Second, there are no zeroes. That matters because negating zero would not change its sign, so zero would make this marker technique ambiguous.

Third, every value appears once or twice. When a slot is already negative, the current value is not just “seen before”; it is exactly the duplicate occurrence the problem asks for. If a value could appear three or more times, the code would need a different rule for how many times to report it.

Common pitfalls

The most common bug is indexing with value - 1 directly after earlier values have been negated. Always use abs(value) - 1.

Another mistake is appending nums[marker_index] when a duplicate is found. That slot is negative metadata, not the duplicate value. Append original_value.

A third pitfall is forgetting that this solution mutates the array. In a pure LeetCode answer that is usually acceptable.

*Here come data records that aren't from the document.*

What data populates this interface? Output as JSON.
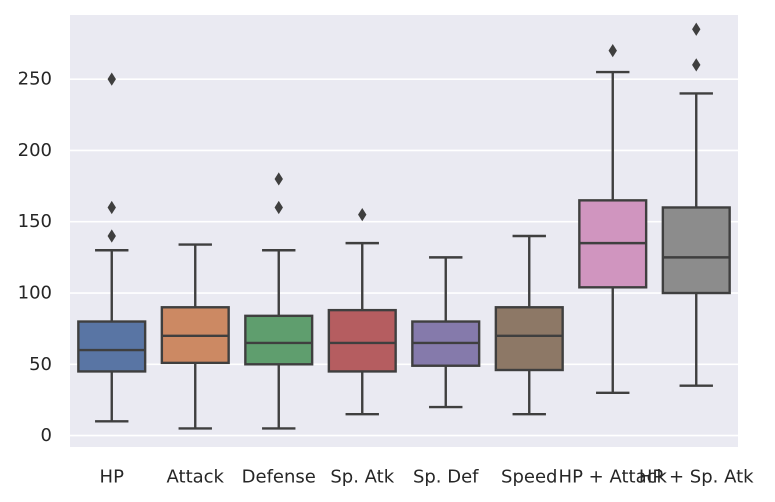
{
  "chart_data": {
    "type": "box",
    "title": "",
    "xlabel": "",
    "ylabel": "",
    "ylim": [
      -8,
      295
    ],
    "yticks": [
      0,
      50,
      100,
      150,
      200,
      250
    ],
    "grid": true,
    "background": "#eaeaf2",
    "categories": [
      "HP",
      "Attack",
      "Defense",
      "Sp. Atk",
      "Sp. Def",
      "Speed",
      "HP + Attack",
      "HP + Sp. Atk"
    ],
    "colors": [
      "#5975a4",
      "#cc8963",
      "#5f9e6e",
      "#b55d60",
      "#857aab",
      "#8d7866",
      "#d095bf",
      "#8c8c8c"
    ],
    "boxes": [
      {
        "name": "HP",
        "whisker_low": 10,
        "q1": 45,
        "median": 60,
        "q3": 80,
        "whisker_high": 130,
        "outliers": [
          140,
          160,
          250
        ]
      },
      {
        "name": "Attack",
        "whisker_low": 5,
        "q1": 51,
        "median": 70,
        "q3": 90,
        "whisker_high": 134,
        "outliers": []
      },
      {
        "name": "Defense",
        "whisker_low": 5,
        "q1": 50,
        "median": 65,
        "q3": 84,
        "whisker_high": 130,
        "outliers": [
          160,
          180
        ]
      },
      {
        "name": "Sp. Atk",
        "whisker_low": 15,
        "q1": 45,
        "median": 65,
        "q3": 88,
        "whisker_high": 135,
        "outliers": [
          155
        ]
      },
      {
        "name": "Sp. Def",
        "whisker_low": 20,
        "q1": 49,
        "median": 65,
        "q3": 80,
        "whisker_high": 125,
        "outliers": []
      },
      {
        "name": "Speed",
        "whisker_low": 15,
        "q1": 46,
        "median": 70,
        "q3": 90,
        "whisker_high": 140,
        "outliers": []
      },
      {
        "name": "HP + Attack",
        "whisker_low": 30,
        "q1": 104,
        "median": 135,
        "q3": 165,
        "whisker_high": 255,
        "outliers": [
          270
        ]
      },
      {
        "name": "HP + Sp. Atk",
        "whisker_low": 35,
        "q1": 100,
        "median": 125,
        "q3": 160,
        "whisker_high": 240,
        "outliers": [
          260,
          285
        ]
      }
    ]
  }
}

In production-style code, restoring the array after the scan is a small cost that makes the helper safer to reuse.

Interview follow-ups

What if numbers could appear more than twice?

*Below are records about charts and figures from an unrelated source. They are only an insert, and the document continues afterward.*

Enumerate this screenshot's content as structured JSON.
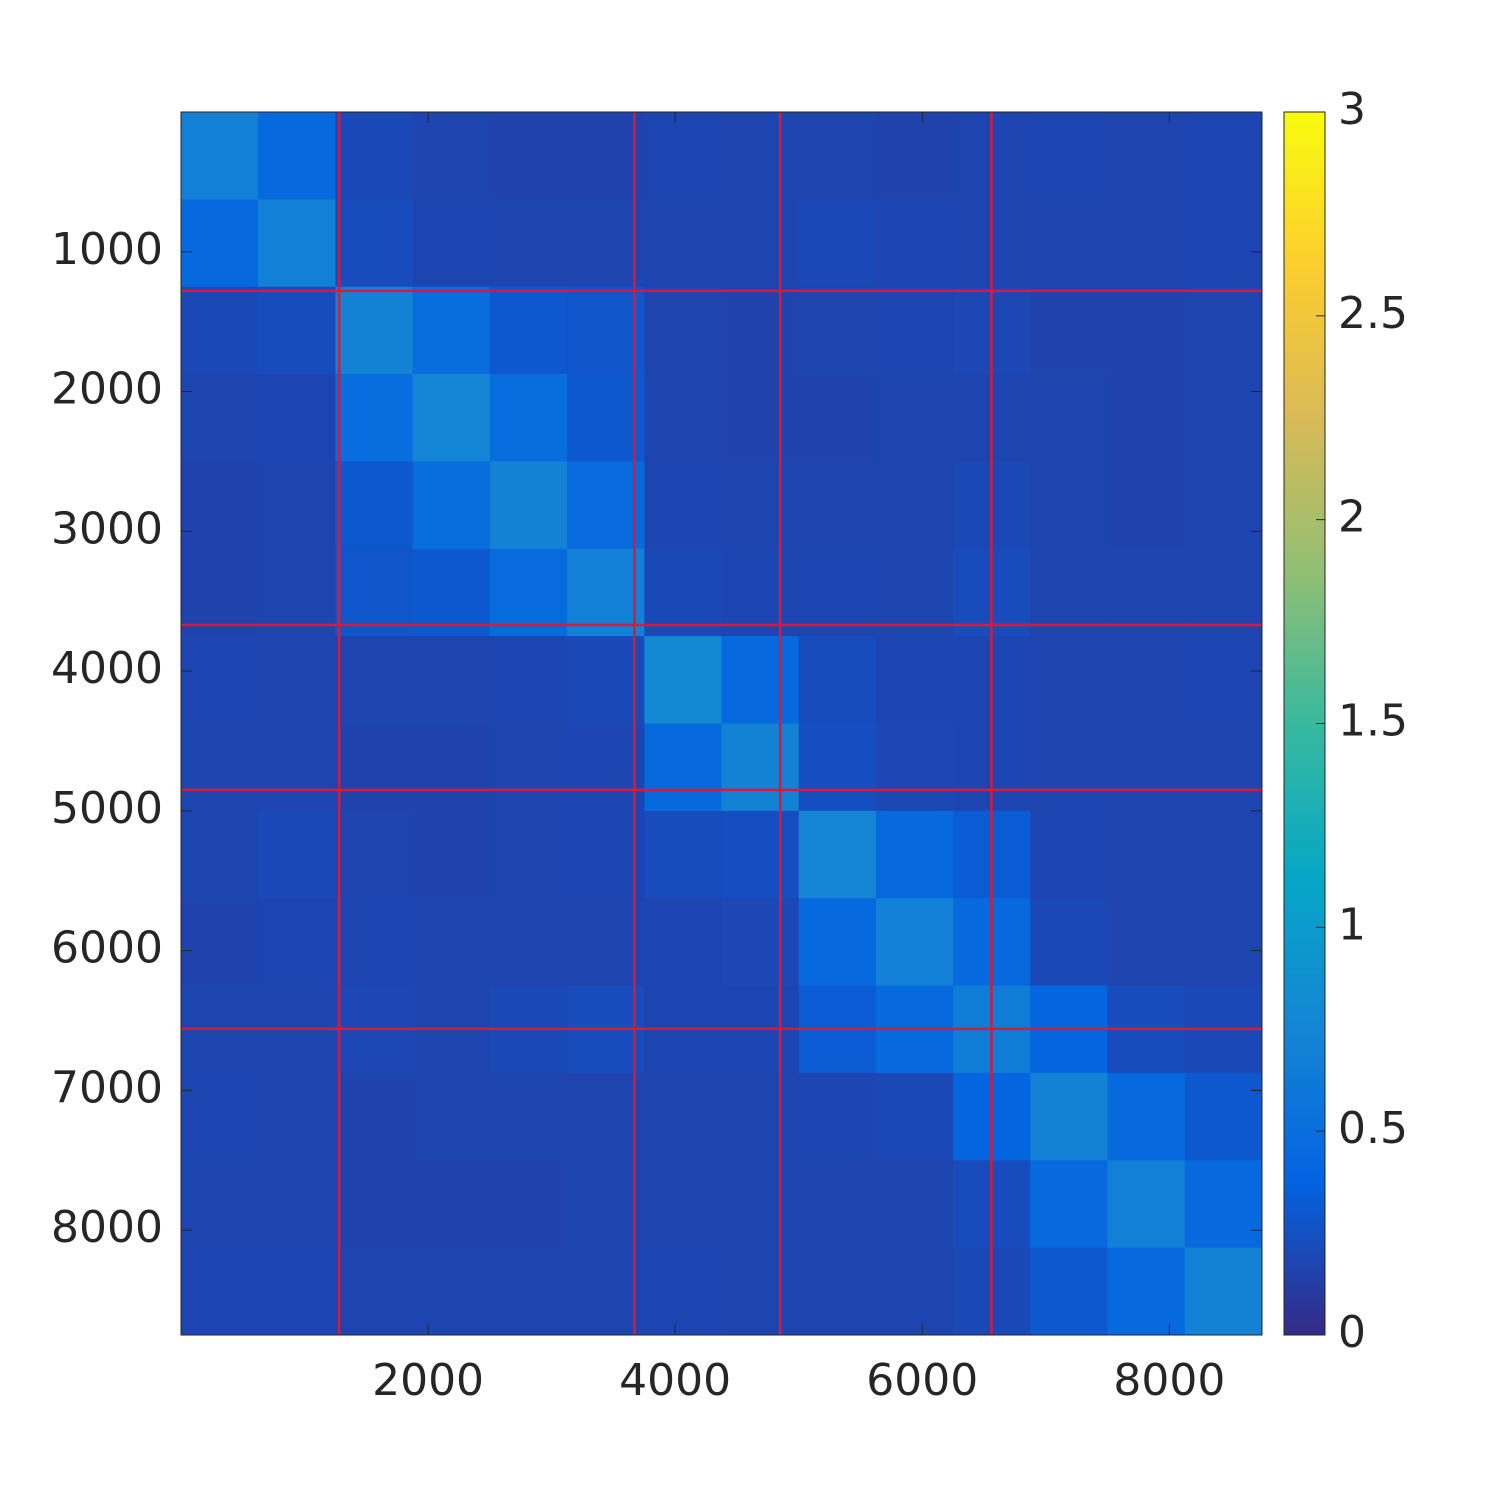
{
  "chart_data": {
    "type": "heatmap",
    "xbins": [
      0,
      625,
      1250,
      1875,
      2500,
      3125,
      3750,
      4375,
      5000,
      5625,
      6250,
      6875,
      7500,
      8125,
      8750
    ],
    "ybins": [
      0,
      625,
      1250,
      1875,
      2500,
      3125,
      3750,
      4375,
      5000,
      5625,
      6250,
      6875,
      7500,
      8125,
      8750
    ],
    "z": [
      [
        0.7,
        0.45,
        0.2,
        0.17,
        0.16,
        0.16,
        0.18,
        0.17,
        0.17,
        0.16,
        0.17,
        0.18,
        0.17,
        0.18
      ],
      [
        0.45,
        0.7,
        0.22,
        0.18,
        0.17,
        0.17,
        0.17,
        0.17,
        0.2,
        0.18,
        0.17,
        0.17,
        0.17,
        0.18
      ],
      [
        0.2,
        0.22,
        0.72,
        0.48,
        0.3,
        0.28,
        0.17,
        0.16,
        0.17,
        0.18,
        0.19,
        0.16,
        0.16,
        0.17
      ],
      [
        0.17,
        0.18,
        0.48,
        0.75,
        0.5,
        0.3,
        0.17,
        0.16,
        0.16,
        0.17,
        0.17,
        0.17,
        0.16,
        0.17
      ],
      [
        0.16,
        0.17,
        0.3,
        0.5,
        0.72,
        0.46,
        0.18,
        0.17,
        0.17,
        0.17,
        0.2,
        0.17,
        0.16,
        0.17
      ],
      [
        0.16,
        0.17,
        0.28,
        0.3,
        0.46,
        0.7,
        0.2,
        0.18,
        0.18,
        0.17,
        0.22,
        0.17,
        0.17,
        0.17
      ],
      [
        0.18,
        0.17,
        0.17,
        0.17,
        0.18,
        0.2,
        0.78,
        0.45,
        0.22,
        0.18,
        0.18,
        0.17,
        0.17,
        0.18
      ],
      [
        0.17,
        0.17,
        0.16,
        0.16,
        0.17,
        0.18,
        0.45,
        0.72,
        0.24,
        0.19,
        0.18,
        0.17,
        0.17,
        0.17
      ],
      [
        0.17,
        0.2,
        0.17,
        0.16,
        0.17,
        0.18,
        0.22,
        0.24,
        0.75,
        0.45,
        0.32,
        0.18,
        0.17,
        0.17
      ],
      [
        0.16,
        0.18,
        0.18,
        0.17,
        0.17,
        0.17,
        0.18,
        0.19,
        0.45,
        0.7,
        0.45,
        0.2,
        0.17,
        0.17
      ],
      [
        0.17,
        0.17,
        0.19,
        0.17,
        0.2,
        0.22,
        0.18,
        0.18,
        0.32,
        0.45,
        0.65,
        0.4,
        0.22,
        0.2
      ],
      [
        0.18,
        0.17,
        0.16,
        0.17,
        0.17,
        0.17,
        0.17,
        0.17,
        0.18,
        0.2,
        0.4,
        0.72,
        0.45,
        0.3
      ],
      [
        0.17,
        0.17,
        0.16,
        0.16,
        0.16,
        0.17,
        0.17,
        0.17,
        0.17,
        0.17,
        0.22,
        0.45,
        0.7,
        0.45
      ],
      [
        0.18,
        0.18,
        0.17,
        0.17,
        0.17,
        0.17,
        0.18,
        0.17,
        0.17,
        0.17,
        0.2,
        0.3,
        0.45,
        0.72
      ]
    ],
    "xlim": [
      0,
      8750
    ],
    "ylim": [
      0,
      8750
    ],
    "xticks": [
      2000,
      4000,
      6000,
      8000
    ],
    "yticks": [
      1000,
      2000,
      3000,
      4000,
      5000,
      6000,
      7000,
      8000
    ],
    "clim": [
      0,
      3
    ],
    "cticks": [
      0,
      0.5,
      1,
      1.5,
      2,
      2.5,
      3
    ],
    "colormap": [
      "#352a87",
      "#0363e1",
      "#1485d4",
      "#06a7c6",
      "#38b99e",
      "#92bf73",
      "#d9ba56",
      "#fcce2e",
      "#f9fb0e"
    ],
    "boundaries": [
      1280,
      3670,
      4850,
      6560
    ],
    "boundary_color": "#d6193c"
  }
}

The sign-marking solution can still detect repeated visits, but it would append the same value on every visit after the first. If the required output is “all values that appear at least twice, reported once,” the array needs a marker with more than two states.

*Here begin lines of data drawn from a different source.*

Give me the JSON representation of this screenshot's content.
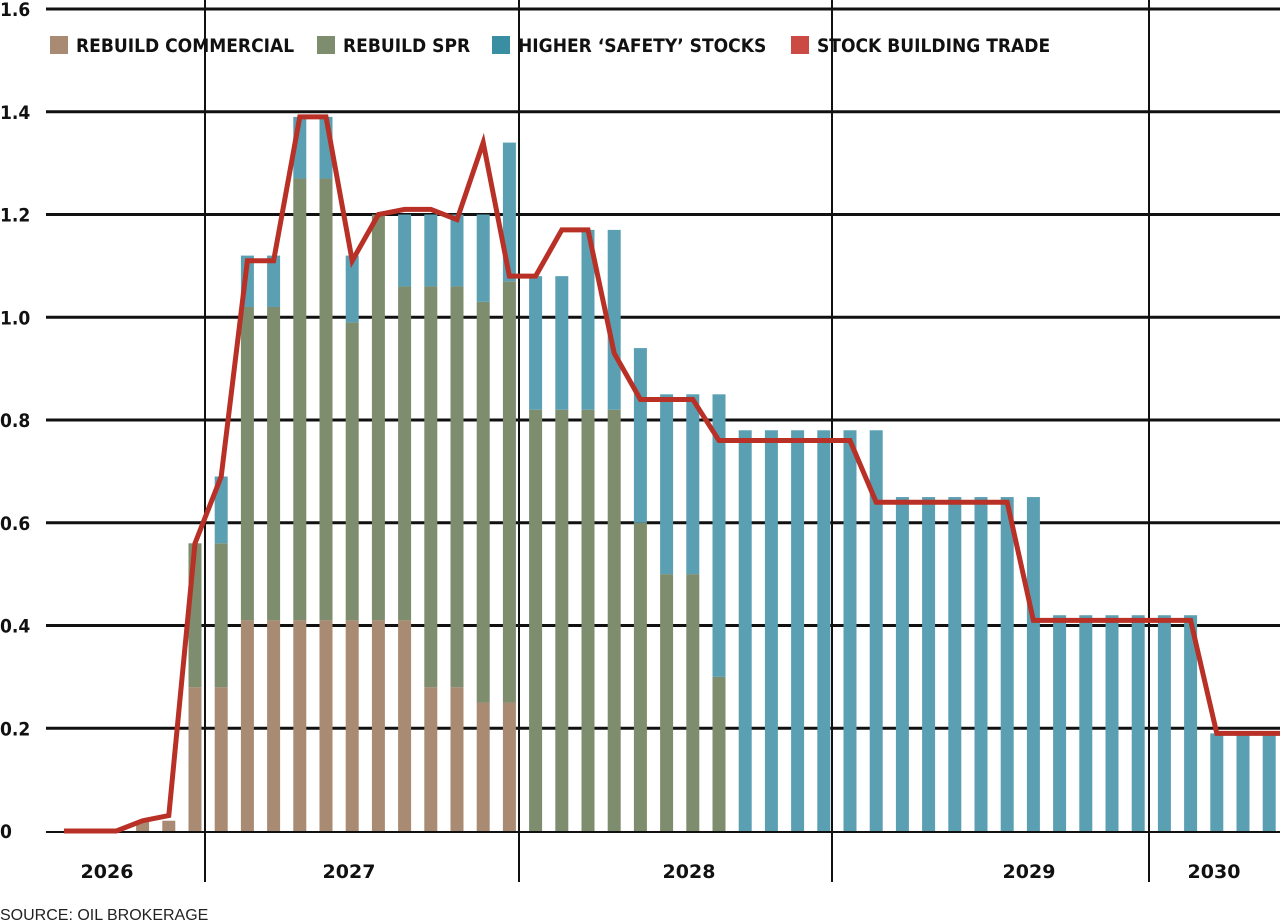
{
  "colors": {
    "commercial": "#a98a72",
    "spr": "#7d8d6e",
    "safety": "#5b9fb2",
    "line": "#b83026",
    "legend_safety": "#3a8ea2",
    "legend_line": "#cc4a44"
  },
  "source": "SOURCE: OIL BROKERAGE",
  "chart_data": {
    "type": "bar",
    "stacked": true,
    "ylim": [
      0,
      1.6
    ],
    "yticks": [
      "0",
      "0.2",
      "0.4",
      "0.6",
      "0.8",
      "1.0",
      "1.2",
      "1.4",
      "1.6"
    ],
    "grid": true,
    "legend_position": "top-left",
    "legend": [
      "REBUILD COMMERCIAL",
      "REBUILD SPR",
      "HIGHER ‘SAFETY’ STOCKS",
      "STOCK BUILDING TRADE"
    ],
    "years": [
      "2026",
      "2027",
      "2028",
      "2029",
      "2030"
    ],
    "series": [
      {
        "name": "REBUILD COMMERCIAL",
        "values": [
          0,
          0,
          0,
          0.02,
          0.02,
          0.28,
          0.28,
          0.41,
          0.41,
          0.41,
          0.41,
          0.41,
          0.41,
          0.41,
          0.28,
          0.28,
          0.25,
          0.25,
          0,
          0,
          0,
          0,
          0,
          0,
          0,
          0,
          0,
          0,
          0,
          0,
          0,
          0,
          0,
          0,
          0,
          0,
          0,
          0,
          0,
          0,
          0,
          0,
          0,
          0,
          0,
          0,
          0,
          0,
          0
        ]
      },
      {
        "name": "REBUILD SPR",
        "values": [
          0,
          0,
          0,
          0,
          0,
          0.28,
          0.28,
          0.61,
          0.61,
          0.86,
          0.86,
          0.58,
          0.79,
          0.65,
          0.78,
          0.78,
          0.78,
          0.82,
          0.82,
          0.82,
          0.82,
          0.82,
          0.6,
          0.5,
          0.5,
          0.3,
          0,
          0,
          0,
          0,
          0,
          0,
          0,
          0,
          0,
          0,
          0,
          0,
          0,
          0,
          0,
          0,
          0,
          0,
          0,
          0,
          0,
          0,
          0
        ]
      },
      {
        "name": "HIGHER ‘SAFETY’ STOCKS",
        "values": [
          0,
          0,
          0,
          0,
          0,
          0,
          0.13,
          0.1,
          0.1,
          0.12,
          0.12,
          0.13,
          0,
          0.14,
          0.14,
          0.14,
          0.17,
          0.27,
          0.26,
          0.26,
          0.35,
          0.35,
          0.34,
          0.35,
          0.35,
          0.55,
          0.78,
          0.78,
          0.78,
          0.78,
          0.78,
          0.78,
          0.65,
          0.65,
          0.65,
          0.65,
          0.65,
          0.65,
          0.42,
          0.42,
          0.42,
          0.42,
          0.42,
          0.42,
          0.19,
          0.19,
          0.19,
          0.19,
          0.19
        ]
      },
      {
        "name": "STOCK BUILDING TRADE",
        "type": "line",
        "values": [
          0,
          0,
          0,
          0.02,
          0.03,
          0.56,
          0.69,
          1.11,
          1.11,
          1.39,
          1.39,
          1.11,
          1.2,
          1.21,
          1.21,
          1.19,
          1.34,
          1.08,
          1.08,
          1.17,
          1.17,
          0.93,
          0.84,
          0.84,
          0.84,
          0.76,
          0.76,
          0.76,
          0.76,
          0.76,
          0.76,
          0.64,
          0.64,
          0.64,
          0.64,
          0.64,
          0.64,
          0.41,
          0.41,
          0.41,
          0.41,
          0.41,
          0.41,
          0.41,
          0.19,
          0.19,
          0.19,
          0.19,
          0.19
        ]
      }
    ]
  }
}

One in-place option is to add n to the bucket for each value instead of flipping signs. For each value x, increment nums[(x - 1) % n] by n. After the scan, the count of value i + 1 is nums[i] // n after accounting for the original value. Any count greater than one is a duplicate. This keeps O(n) time and O(1) extra space, but it is more error-prone and must be written carefully to avoid mixing original values with accumulated counts.

What if the input array must not be modified at all?

If no mutation is allowed, the cleanest answer is a hash set. Scan the array, store each seen value, and add a value to the result when it is encountered again. This is still O(n) time, but it uses O(n) extra space.

There is also a sorting-based approach if the caller permits sorting a copy: copy the array, sort it, then scan adjacent pairs. That avoids a hash set but still uses O(n) space for the copy and costs O(n log n) time. In most interviews, the hash set is the practical choice when immutability is strict.

What if values are not guaranteed to be in the range 1 through n?

The sign-marking idea no longer applies directly because a value might not map to a valid array index. The solution should switch to a general-purpose data structure such as a hash set or hash map.

If the values are arbitrary integers and the task is just to find duplicates, a set-based scan gives O(n) expected time and O(n) space. If the interviewer asks for all counts, use a frequency map instead. The tradeoff is that the algorithm becomes less space efficient, but it works without relying on special value-range constraints.

Can this be solved by cyclic sort?

Yes. Since each value belongs at index value - 1, cyclic sort repeatedly swaps each value toward its correct position. After the rearrangement, any index i where nums[i] != i + 1 reveals that nums[i] is a duplicate.

This also runs in O(n) time and O(1) extra space, but the implementation has more pointer movement and is easier to get wrong when duplicates block a value from reaching its home slot. The sign-marking method is usually the better interview implementation because the invariant is simpler: a negative slot means “this value has already been seen.”

How would the answer change if the array contained one duplicate and one missing number?

That is the “set mismatch” variant. Sign marking can find the duplicate exactly the same way. After the marking pass, the index that remains positive corresponds to the missing value, because that position was never visited by any number.

The algorithm still runs in O(n) time and O(1) extra space. The output changes from a list of duplicates to a pair: the duplicate value and the missing value. If the input must be restored, run the same final pass that converts every entry back to positive.

Takeaway

The problem is less about duplicate detection in general and more about exploiting the unusually strong constraints. Since every value already names a legal index, the array can store its own visited bits. Once that mapping is clear, the optimal solution becomes a short linear scan with constant extra working space.